Rahiplerin haritaları
Şimdi, Sümer (ve sonrasında Akat) astronom rahiplerinin gökyüzü haritalarını nasıl çizdiklerini anlamak için, beş bin yıl öncesinin Mezopotamya'sını gözlerimizin önüne getirelim. İlk büyük kentler, İran Körfezi'nin hemen kuzeyinde, bir zamanlar bataklık olan bölgede kuruluyor. Bunların içinde en önemlisi de, Enki'nin kült merkezi olarak nitelenen ve 'yeryüzünün ilk kenti' olduğu metinlerde anlatılan, Eridu. Buradaki gözlemevinde gökyüzünü inceleyen rahipler, haritalarını çıkarırken şu ilkeleri uyguluyorlar: Sırtı kuzey kutbuna, yüzü de güney göklerine bakacak biçimde duruyor gözlemci. Karşısında, bataklıkların hemen bitiminden itibaren başlayan körfez suları ve engin deniz var. Haritayı çizime aktarırken, bu bakış açısına göre, ilkin ufku simgelemek üzere yatay bir çizgi çekiyor. Ardından, tam orta noktadan bu ufuk çizgisine dik inen ve onu kesip aşağıya doğru devam eden bir çizgi daha. Buna, 'Göklerin Orta Noktası' adını veriyor. Böylece, haritada, birbirini dik olarak kesen iki uzun çizginin oluşturduğu dev bir 'artı işareti' yer alıyor. Sonra, bu çizgilerin kesiştiği noktayı merkez alan büyükçe bir çember çiziyor gözlemci ve ortaya, bir 'artı işareti' tarafından dört eşit parçaya bölünmüş bir daire çıkıyor. Yatay çizginin, yani ufkun altında kalan yarım daire, 'Yer altı'nı, ufkun üzerindeki yarım daire de gökyüzünü simgeliyor; yani, güney göklerini. Her bir çeyrek daire, kendi içinde üçer bölüme ayrıldığında, gökyüzündeki koordinatları belirlemekte kullanılan '12 istasyon noktası' elde edilmiş oluyor. Tarif ettiğimiz bu harita, bir biçimde 'astroloji' ile ilgilenenlere hiç de yabancı gelmeyecektir, çünkü bugün hala astrolojiyle uğraşanların çizdiği gökyüzü haritaları, beş bin yılı aşkın bir süre önce Sümer rahiplerinin çizdiği diyagramları kullanmaktadır.

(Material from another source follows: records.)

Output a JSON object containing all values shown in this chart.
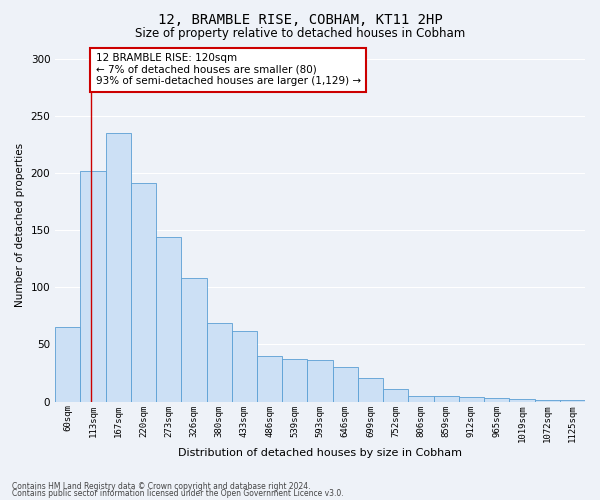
{
  "title1": "12, BRAMBLE RISE, COBHAM, KT11 2HP",
  "title2": "Size of property relative to detached houses in Cobham",
  "xlabel": "Distribution of detached houses by size in Cobham",
  "ylabel": "Number of detached properties",
  "categories": [
    "60sqm",
    "113sqm",
    "167sqm",
    "220sqm",
    "273sqm",
    "326sqm",
    "380sqm",
    "433sqm",
    "486sqm",
    "539sqm",
    "593sqm",
    "646sqm",
    "699sqm",
    "752sqm",
    "806sqm",
    "859sqm",
    "912sqm",
    "965sqm",
    "1019sqm",
    "1072sqm",
    "1125sqm"
  ],
  "values": [
    65,
    202,
    235,
    191,
    144,
    108,
    69,
    62,
    40,
    37,
    36,
    30,
    21,
    11,
    5,
    5,
    4,
    3,
    2,
    1,
    1
  ],
  "bar_color": "#cce0f5",
  "bar_edge_color": "#5a9fd4",
  "red_line_x": 0.93,
  "annotation_text": "12 BRAMBLE RISE: 120sqm\n← 7% of detached houses are smaller (80)\n93% of semi-detached houses are larger (1,129) →",
  "annotation_box_color": "#ffffff",
  "annotation_box_edge": "#cc0000",
  "ylim": [
    0,
    310
  ],
  "yticks": [
    0,
    50,
    100,
    150,
    200,
    250,
    300
  ],
  "bg_color": "#eef2f8",
  "grid_color": "#ffffff",
  "footer1": "Contains HM Land Registry data © Crown copyright and database right 2024.",
  "footer2": "Contains public sector information licensed under the Open Government Licence v3.0."
}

--------------------------------------------------------------------------------
YARATILIŞIN YEDİ TABLETİ
Babil'in ünlü kozmogoni destanı Enuma Eliş, Akat uygarlığına ait kentlerin kalıntılarında gerçekleştirilen kazılarda bulundu. Ele geçen kopyalar içinde en eskileri İsa'dan önce ikinci binyılın başlarına dek tarihleniyordu ve Akat diliyle yazılmıştı ama uzmanlar bu destanda anlatılanların Sümer kaynaklarından ödünç alındığını ve ilk orijinalin muhtemelen çok daha eskilere ait olduğunu düşünüyorlar. Evrenin, gökyüzünün, yaratılış arifesindeki kaostan kurtulup belli bir düzen içine girişini 'tanrısal simgeler' kullanarak Enuma Eliş, uzaklardan gelen Marduk adlı bir gök cisminin kargaşaya son vermesini ve düzeni sağlamasını konu ediyor. Toplam yedi tablet üzerine yazıldığı için 'Yaratılışın Yedi Tableti' olarak adlandırılan ve İngilizce çevirisi Sir Leonard W. King tarafından yapılan destan, evrenin ve güneş sistemimizin oluşumu konusunda bir 'antik teori' örneği oluşturduğu kadar, bilinmeyen bir gök cisminin göklerde izlediği yol hakkında bilgi vermesi açısından da eşsiz bir metin niteliğinde. Marduk'un 'Tiamat' adı verilen göksel ejderhayla giriştiği savaşın, izleyen dönem içindeki bütün ejderha mitlerine esin kaynağı oluşturduğu düşünülüyor.